Young, who is Táchii'nii (Red Running into Water clan), born for Tábaahá (Edge Water clan), is not the only one undergoing ceremonies. The Association of Native American Medical Students at UA and Stoklos bring in traditional healers to bless the labs and students.
"At one point we had to hurt animals - like breaking the legs of a dog - and then we had to fix it," Young said. "I had to constantly go home and get prayers done."
During "trauma call," in which Young was on call for 24 hours, she saw bike accidents, gunshot wounds, stab wounds and lost patients on the examining table.
"Death was coming in through the door," she said. "It's like a trade off, sometimes you have to lose some and some you can save."
Young still prays to let go of the haunting past - when a woman involved in a three-car pileup died on the table.
"That was the first time I had witnessed something like that," she said. "You have to let it go and you can't hold those thoughts upon the next patient."
Many, like Young, struggle to keep a spiritual balance but in the end, the struggle is worth it, Roubideaux said.
"The students go to a medicine man to make things all right for them," she said, "because it means that a student can get through med school, eventually practice medicine in their communities and work with the healers.

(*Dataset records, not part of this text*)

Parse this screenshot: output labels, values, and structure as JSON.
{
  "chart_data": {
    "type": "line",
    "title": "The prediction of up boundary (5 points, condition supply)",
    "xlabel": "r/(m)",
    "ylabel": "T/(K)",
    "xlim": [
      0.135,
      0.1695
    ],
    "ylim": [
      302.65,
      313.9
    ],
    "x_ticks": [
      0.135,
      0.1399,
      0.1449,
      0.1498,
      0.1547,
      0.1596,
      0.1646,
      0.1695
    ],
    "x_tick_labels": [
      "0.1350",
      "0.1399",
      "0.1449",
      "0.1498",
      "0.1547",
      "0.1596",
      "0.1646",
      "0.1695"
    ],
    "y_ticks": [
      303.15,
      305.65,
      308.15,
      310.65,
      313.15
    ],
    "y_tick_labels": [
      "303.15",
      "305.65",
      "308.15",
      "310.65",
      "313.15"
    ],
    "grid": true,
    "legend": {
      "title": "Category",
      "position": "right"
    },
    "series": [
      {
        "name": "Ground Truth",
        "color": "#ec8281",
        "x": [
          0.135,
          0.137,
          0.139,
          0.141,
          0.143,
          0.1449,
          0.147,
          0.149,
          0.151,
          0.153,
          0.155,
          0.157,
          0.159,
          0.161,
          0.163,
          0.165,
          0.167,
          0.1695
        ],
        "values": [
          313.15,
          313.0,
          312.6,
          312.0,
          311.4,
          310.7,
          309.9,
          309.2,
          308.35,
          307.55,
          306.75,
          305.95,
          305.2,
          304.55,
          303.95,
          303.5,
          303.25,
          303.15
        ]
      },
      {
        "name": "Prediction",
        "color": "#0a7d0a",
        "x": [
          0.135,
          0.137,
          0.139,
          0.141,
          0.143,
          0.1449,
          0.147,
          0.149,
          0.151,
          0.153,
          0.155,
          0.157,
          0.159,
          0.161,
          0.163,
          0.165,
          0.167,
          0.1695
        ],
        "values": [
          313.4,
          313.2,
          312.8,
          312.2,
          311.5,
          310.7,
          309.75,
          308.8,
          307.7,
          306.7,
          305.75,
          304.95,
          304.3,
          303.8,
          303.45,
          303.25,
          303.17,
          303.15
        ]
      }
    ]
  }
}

It's a small price to pay."
Many of those featured in the exhibit have had similar experiences, she added. "These physicians are proud of their heritage and were able to walk well in two worlds."
"Changing the Face of Medicine: Celebrating America's Women Physicians" will be on display at the University of New Mexico's Health Sciences Library and Informatics Center starting April 10 through May 20.
The exhibit was made possible with support from the National Institutes of Health Office of Research on Women's Health and the American Medical Women's Association. The online exhibit can be viewed at www.nlm.nih.gov/changingthefaceofmedicine/.